La Cérémonie
Dans Le Film
Jean-François Rauger
Murielle Joudet
Lorsque Chabrol revient sur la genèse de La Cérémonie (1994) il explique : « toute l'idée du film me vient d'un article paru dans le Figaro qui titrait « La chute du Mur de Berlin sonne le glas de la lutte des classes », c'est une phrase extraordinaire qui ne peut être écrite que par quelqu'un qui fait partie de la classe supérieure. L'effondrement du mur de Berlin ne pouvait que représenter un soulagement pour les nantis." Il ne faut pourtant pas attendre d'un cinéaste aussi subtil que lui qu'il réalise un film glorifiant et idéalisant le prolétariat. C'est même tout le contraire que fait Chabrol dans La Cérémonie en s'emparant d'un roman de l'écrivain britannique Ruth Rendell, "L'analphabète" (Judgement in Stone, 1977). Il ne s'agit plus, pour le cinéaste, d'observer cliniquement la bourgeoisie, mais de le faire depuis le regard de deux prolétaires, Sophie (Sandrine Bonnaire) et Jeanne (Isabelle Huppert), respectivement "bonne à tout faire" et postière.
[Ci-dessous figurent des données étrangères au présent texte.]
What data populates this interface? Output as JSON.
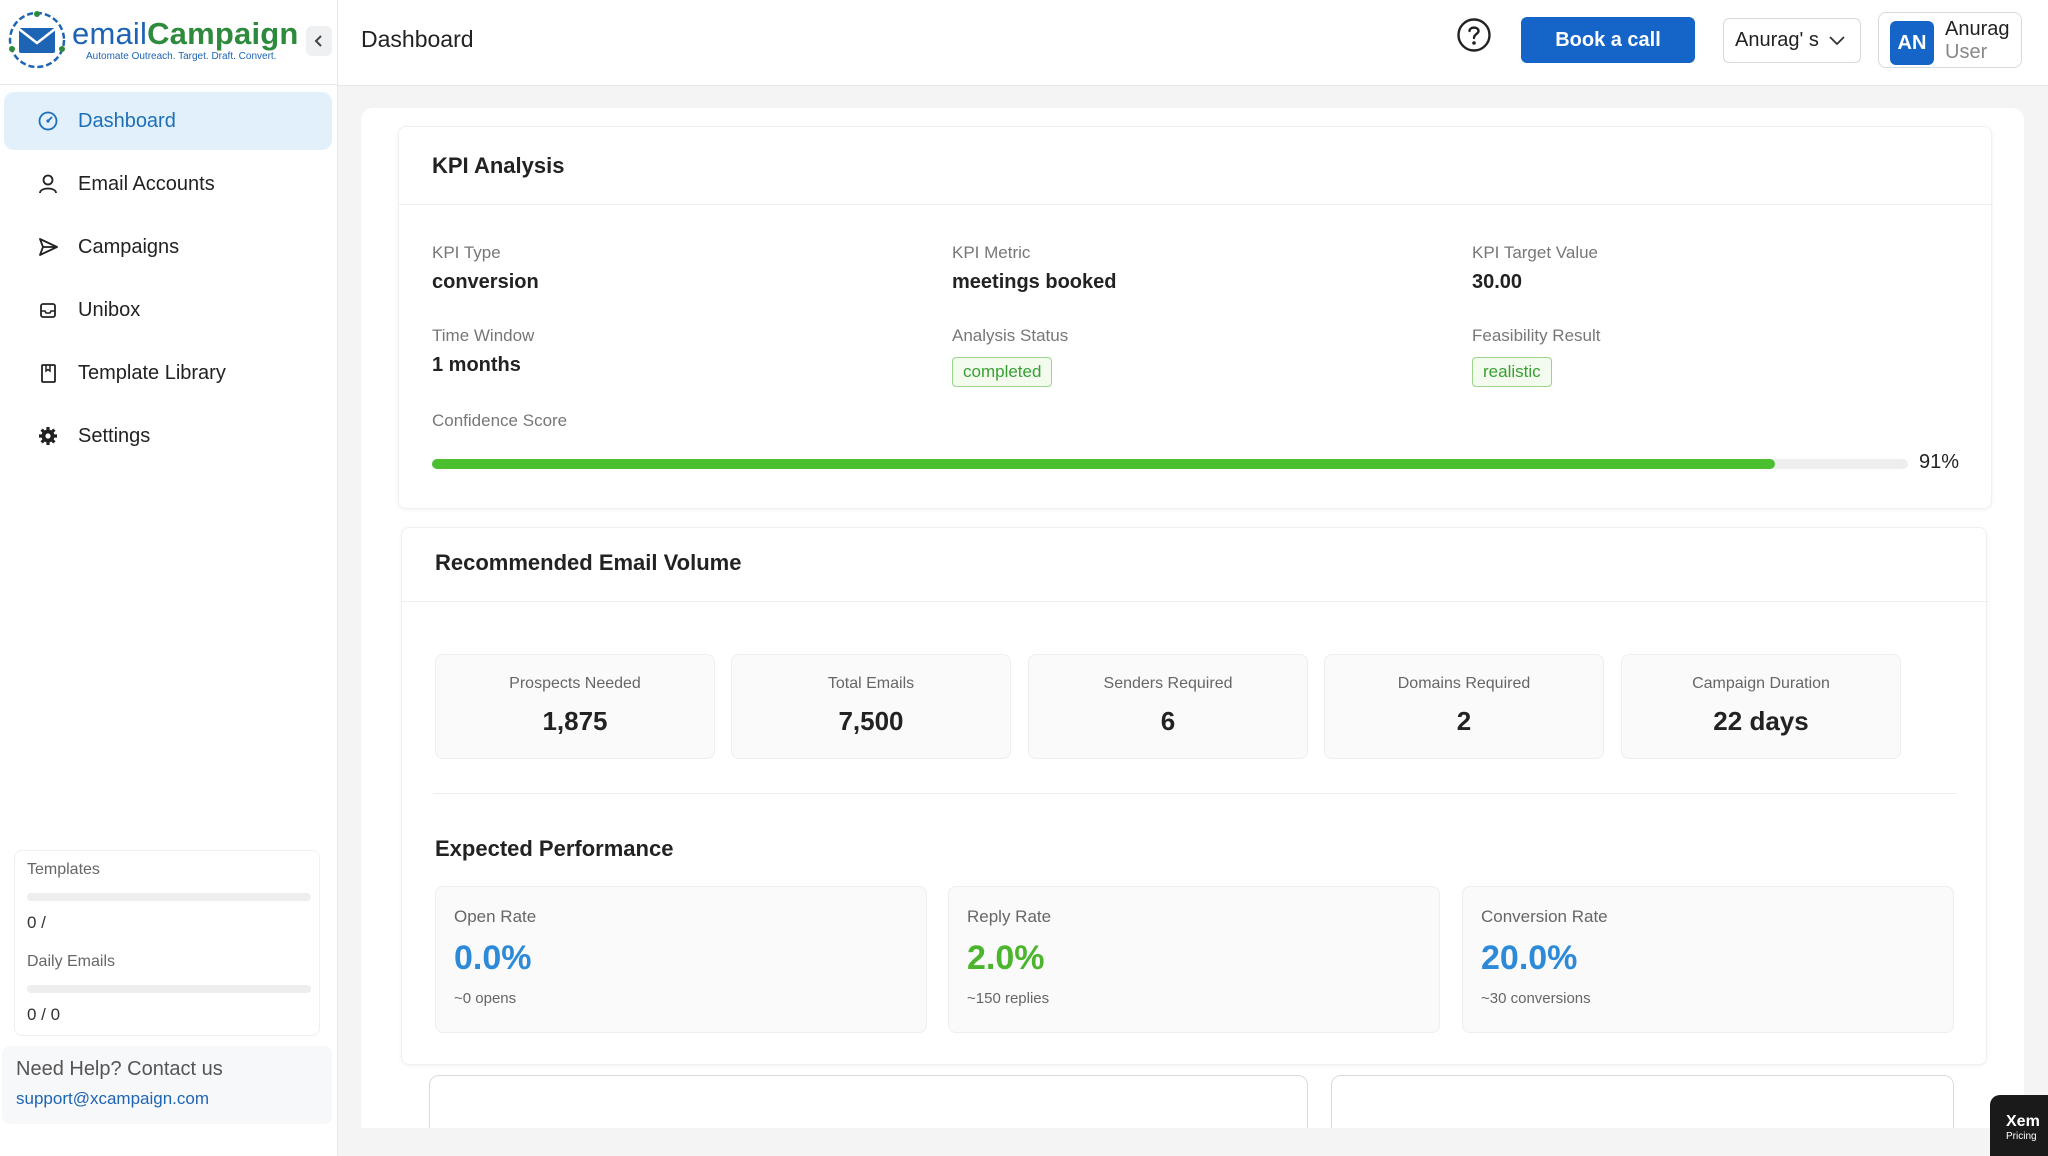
{
  "brand": {
    "name_prefix": "email",
    "name_suffix": "Campaign",
    "tagline": "Automate Outreach. Target. Draft. Convert.",
    "primary_color": "#1565c8",
    "accent_green": "#2e8b3e"
  },
  "sidebar": {
    "items": [
      {
        "label": "Dashboard",
        "icon": "dashboard-icon",
        "active": true
      },
      {
        "label": "Email Accounts",
        "icon": "user-icon",
        "active": false
      },
      {
        "label": "Campaigns",
        "icon": "send-icon",
        "active": false
      },
      {
        "label": "Unibox",
        "icon": "inbox-icon",
        "active": false
      },
      {
        "label": "Template Library",
        "icon": "book-icon",
        "active": false
      },
      {
        "label": "Settings",
        "icon": "gear-icon",
        "active": false
      }
    ],
    "usage": {
      "templates_label": "Templates",
      "templates_value": "0 /",
      "daily_label": "Daily Emails",
      "daily_value": "0 / 0"
    },
    "help": {
      "title": "Need Help? Contact us",
      "email": "support@xcampaign.com"
    }
  },
  "header": {
    "title": "Dashboard",
    "book_call": "Book a call",
    "workspace": "Anurag' s",
    "user_initials": "AN",
    "user_name": "Anurag",
    "user_role": "User"
  },
  "kpi": {
    "title": "KPI Analysis",
    "type_label": "KPI Type",
    "type_value": "conversion",
    "metric_label": "KPI Metric",
    "metric_value": "meetings booked",
    "target_label": "KPI Target Value",
    "target_value": "30.00",
    "window_label": "Time Window",
    "window_value": "1 months",
    "status_label": "Analysis Status",
    "status_value": "completed",
    "feasibility_label": "Feasibility Result",
    "feasibility_value": "realistic",
    "confidence_label": "Confidence Score",
    "confidence_value": 0.91,
    "confidence_text": "91%"
  },
  "volume": {
    "title": "Recommended Email Volume",
    "stats": [
      {
        "label": "Prospects Needed",
        "value": "1,875"
      },
      {
        "label": "Total Emails",
        "value": "7,500"
      },
      {
        "label": "Senders Required",
        "value": "6"
      },
      {
        "label": "Domains Required",
        "value": "2"
      },
      {
        "label": "Campaign Duration",
        "value": "22 days"
      }
    ]
  },
  "performance": {
    "title": "Expected Performance",
    "items": [
      {
        "label": "Open Rate",
        "value": "0.0%",
        "sub": "~0 opens",
        "color": "#2d8ad8"
      },
      {
        "label": "Reply Rate",
        "value": "2.0%",
        "sub": "~150 replies",
        "color": "#4bb52e"
      },
      {
        "label": "Conversion Rate",
        "value": "20.0%",
        "sub": "~30 conversions",
        "color": "#2d8ad8"
      }
    ]
  },
  "widget": {
    "title": "Xem",
    "sub": "Pricing"
  }
}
Quelque chose s'inverse insensiblement dans le portrait que Chabrol dresse de cette bourgeoisie qu'il filme habituellement, comme nous l'explique Jean-François Rauger, comme une caste qui se définit par sa capacité à se retenir et exister sur tout un tas de secrets inavouables qu'elle enfouie précautionneusement. Dans La Cérémonie, nous dit notre invité, il s'agit cette fois-ci d'une famille issue de la bourgeoisie moderne, décomplexée, sans histoire, ou plutôt se présentant comme telle. Non cette fois-ci le Mal, les secrets inavouables sont du côté des deux prolétaires, deux personnages sulfureux, deux folles qui vont commettre l'indéfendable et qui ne font rien pour qu'on les aime, pour qu'on s'identifie un tant soit peu à elles.
Ce n'est pas la première fois que Chabrol s'inspire de faits divers concernant des femmes issues de la classe populaire : dans Violette Nozière (1976) il revenait sur l'histoire de cette jeune fille mythomane qui empoisonna sa famille et passionna la France toute entière, Une affaire de femmes (1988) revenait sur l'histoire de cette avorteuse qui finira guillotinée en 1943 et la Cérémonie renvoie aux soeurs Papin, deux employées de maison qui assassinèrent leurs patronnes. Trois faits divers des années 30, quatre héroïnes sanguinaires qui ont toute la sympathie d'un cinéaste comme Chabrol, car elles ont eu la capacité de dynamiter, de créer du chaos au sein d'une France bourgeoise, patriarcale, inégalitaire et pourrie de l'intérieur (on est en pleine montée du nazisme).
Il suffit de voir les trois films (tous des grands Chabrol, tous avec Isabelle Huppert) pour comprendre que le cinéaste tient à nous laisser démunis face d'une question insoluble : acte de révolte ou de malade mentale ? Dans la Cérémonie, Jeanne et Sophie commettent évidemment un acte monstrueux or le cinéaste confie "j'ai eu beaucoup de mal à ne pas faire l'apologie totale de ces deux filles". A l'inverse, ce n'est pas par ses actes que la bourgeoisie pêche, puisqu'elle «n'est attaquable que par son état, c'est ça le marxisme ». C'est cette distinction absolument passionnante que Chabrol nous donne ici à penser.